Dalle indagini della Polizia di Stato, anche attraverso strumentazioni tecnologiche, sono emerse le vessazioni del partner che, secondo la ricostruzione degli investigatori, non sarebbe nuovo a questo tipo di comportamenti verso le donne. È emerso uno stillicidio di quotidiani e ripetuti episodi maltrattanti posti in essere dall’uomo all’interno delle mura domestiche (strattonamenti, schiaffi, calci, tirate di capelli, sputi) che avvenivano nei confronti della giovane compagna con una frequenza anche di decine di volte al giorno. In molte occasioni la donna era anche stata costretta a subire atti sessuali non voluti ed umilianti.
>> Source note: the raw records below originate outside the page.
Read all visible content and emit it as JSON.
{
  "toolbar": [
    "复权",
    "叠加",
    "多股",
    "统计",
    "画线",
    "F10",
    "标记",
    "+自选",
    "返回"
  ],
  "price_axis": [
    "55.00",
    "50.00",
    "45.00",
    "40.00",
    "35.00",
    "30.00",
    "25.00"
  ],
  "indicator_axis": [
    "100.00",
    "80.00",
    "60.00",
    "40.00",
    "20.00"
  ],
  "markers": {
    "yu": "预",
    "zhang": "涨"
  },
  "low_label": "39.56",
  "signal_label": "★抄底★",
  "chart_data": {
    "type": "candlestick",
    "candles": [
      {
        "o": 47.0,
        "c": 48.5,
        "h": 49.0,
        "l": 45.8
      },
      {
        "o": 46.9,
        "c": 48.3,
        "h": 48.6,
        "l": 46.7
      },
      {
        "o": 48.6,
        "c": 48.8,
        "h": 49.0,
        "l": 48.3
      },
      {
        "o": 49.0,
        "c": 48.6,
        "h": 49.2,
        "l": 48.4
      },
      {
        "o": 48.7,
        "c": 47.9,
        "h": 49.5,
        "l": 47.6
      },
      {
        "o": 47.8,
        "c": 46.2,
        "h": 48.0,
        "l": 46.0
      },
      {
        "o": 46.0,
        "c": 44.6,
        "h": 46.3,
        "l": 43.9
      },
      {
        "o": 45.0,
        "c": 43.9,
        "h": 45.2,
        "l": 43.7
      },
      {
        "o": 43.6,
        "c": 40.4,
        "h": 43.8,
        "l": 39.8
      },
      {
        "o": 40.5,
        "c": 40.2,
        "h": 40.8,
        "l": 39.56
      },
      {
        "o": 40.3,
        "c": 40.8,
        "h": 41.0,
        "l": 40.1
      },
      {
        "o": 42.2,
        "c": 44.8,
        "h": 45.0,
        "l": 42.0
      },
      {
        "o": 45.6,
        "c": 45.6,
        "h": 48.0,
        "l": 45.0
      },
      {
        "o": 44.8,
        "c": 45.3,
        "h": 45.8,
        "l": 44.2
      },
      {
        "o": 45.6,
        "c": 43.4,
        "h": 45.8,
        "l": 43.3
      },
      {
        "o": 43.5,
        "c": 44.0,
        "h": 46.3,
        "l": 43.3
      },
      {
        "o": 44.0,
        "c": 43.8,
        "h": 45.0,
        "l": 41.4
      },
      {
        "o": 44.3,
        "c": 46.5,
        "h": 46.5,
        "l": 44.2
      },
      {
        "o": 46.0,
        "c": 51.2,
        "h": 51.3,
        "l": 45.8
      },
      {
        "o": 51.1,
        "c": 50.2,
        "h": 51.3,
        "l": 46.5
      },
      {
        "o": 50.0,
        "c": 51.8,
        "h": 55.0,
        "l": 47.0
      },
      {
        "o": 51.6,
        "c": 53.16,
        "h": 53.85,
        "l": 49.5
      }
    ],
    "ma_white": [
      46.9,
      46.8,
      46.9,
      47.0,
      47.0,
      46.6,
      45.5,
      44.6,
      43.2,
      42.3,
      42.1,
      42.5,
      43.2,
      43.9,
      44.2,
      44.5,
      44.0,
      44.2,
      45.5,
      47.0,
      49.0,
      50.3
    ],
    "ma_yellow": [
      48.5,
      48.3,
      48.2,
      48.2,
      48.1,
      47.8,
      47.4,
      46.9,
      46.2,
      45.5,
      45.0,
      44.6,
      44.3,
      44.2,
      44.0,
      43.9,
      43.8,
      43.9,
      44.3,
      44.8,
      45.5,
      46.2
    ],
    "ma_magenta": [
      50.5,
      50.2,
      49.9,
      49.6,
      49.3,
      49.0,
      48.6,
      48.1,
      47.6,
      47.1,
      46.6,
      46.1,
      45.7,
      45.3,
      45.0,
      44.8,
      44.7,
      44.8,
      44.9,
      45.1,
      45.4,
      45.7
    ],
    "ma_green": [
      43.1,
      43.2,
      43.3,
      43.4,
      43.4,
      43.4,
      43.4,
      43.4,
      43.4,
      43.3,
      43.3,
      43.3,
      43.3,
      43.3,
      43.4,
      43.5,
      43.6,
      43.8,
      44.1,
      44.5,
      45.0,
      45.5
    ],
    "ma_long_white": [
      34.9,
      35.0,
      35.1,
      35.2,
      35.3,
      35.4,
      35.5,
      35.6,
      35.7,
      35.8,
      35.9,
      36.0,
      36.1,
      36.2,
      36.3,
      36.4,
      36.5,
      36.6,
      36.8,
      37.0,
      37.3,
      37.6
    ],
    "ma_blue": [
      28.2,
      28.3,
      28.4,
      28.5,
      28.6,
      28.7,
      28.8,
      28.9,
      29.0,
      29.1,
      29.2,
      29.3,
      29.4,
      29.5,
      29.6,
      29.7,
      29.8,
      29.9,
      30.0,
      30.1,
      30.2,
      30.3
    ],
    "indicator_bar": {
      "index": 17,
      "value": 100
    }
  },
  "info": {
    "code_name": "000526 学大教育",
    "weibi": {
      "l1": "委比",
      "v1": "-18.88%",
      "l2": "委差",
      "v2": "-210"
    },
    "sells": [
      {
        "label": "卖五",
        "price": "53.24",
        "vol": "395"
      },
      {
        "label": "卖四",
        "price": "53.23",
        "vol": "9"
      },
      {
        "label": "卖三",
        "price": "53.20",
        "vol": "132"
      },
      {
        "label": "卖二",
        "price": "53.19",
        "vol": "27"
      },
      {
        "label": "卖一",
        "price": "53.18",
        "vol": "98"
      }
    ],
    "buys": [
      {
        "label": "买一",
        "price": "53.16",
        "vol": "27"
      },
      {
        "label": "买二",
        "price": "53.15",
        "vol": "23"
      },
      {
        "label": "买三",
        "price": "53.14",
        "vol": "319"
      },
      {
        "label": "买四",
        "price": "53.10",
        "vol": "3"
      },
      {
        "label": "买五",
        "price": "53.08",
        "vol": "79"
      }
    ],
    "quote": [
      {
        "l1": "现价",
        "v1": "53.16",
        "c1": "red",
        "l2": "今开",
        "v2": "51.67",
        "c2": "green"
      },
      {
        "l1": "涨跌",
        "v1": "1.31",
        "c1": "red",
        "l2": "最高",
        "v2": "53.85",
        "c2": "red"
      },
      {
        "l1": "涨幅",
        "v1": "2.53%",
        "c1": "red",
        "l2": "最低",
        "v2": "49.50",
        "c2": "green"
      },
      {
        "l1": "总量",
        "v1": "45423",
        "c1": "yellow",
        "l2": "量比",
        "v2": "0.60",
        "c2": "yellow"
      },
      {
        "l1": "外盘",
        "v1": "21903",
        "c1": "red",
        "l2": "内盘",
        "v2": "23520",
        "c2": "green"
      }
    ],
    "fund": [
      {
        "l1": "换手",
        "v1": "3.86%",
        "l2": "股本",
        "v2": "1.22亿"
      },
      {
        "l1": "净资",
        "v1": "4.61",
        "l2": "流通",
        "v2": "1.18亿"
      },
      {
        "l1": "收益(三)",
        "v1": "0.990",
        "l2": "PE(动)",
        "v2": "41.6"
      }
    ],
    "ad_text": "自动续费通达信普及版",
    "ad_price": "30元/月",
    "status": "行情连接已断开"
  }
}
Inoltre l’uomo, accecato dalla gelosia, avrebbe anche impedito alla ragazza di avere contatti con il mondo esterno. A tale fine, secondo la ricostruzione degli investigatori, aveva collocato nell’appartamento alcune telecamere attraverso le quali, se si trovava al lavoro, controllava i movimenti della ragazza, esigeva che la donna parlasse in viva voce se era al telefono con altre persone ed era arrivato a controllarne i movimenti, anche all’interno dell’abitazione, pretendendo che la ragazza gli chiedesse il permesso prima di spostarsi da una stanza all’altra.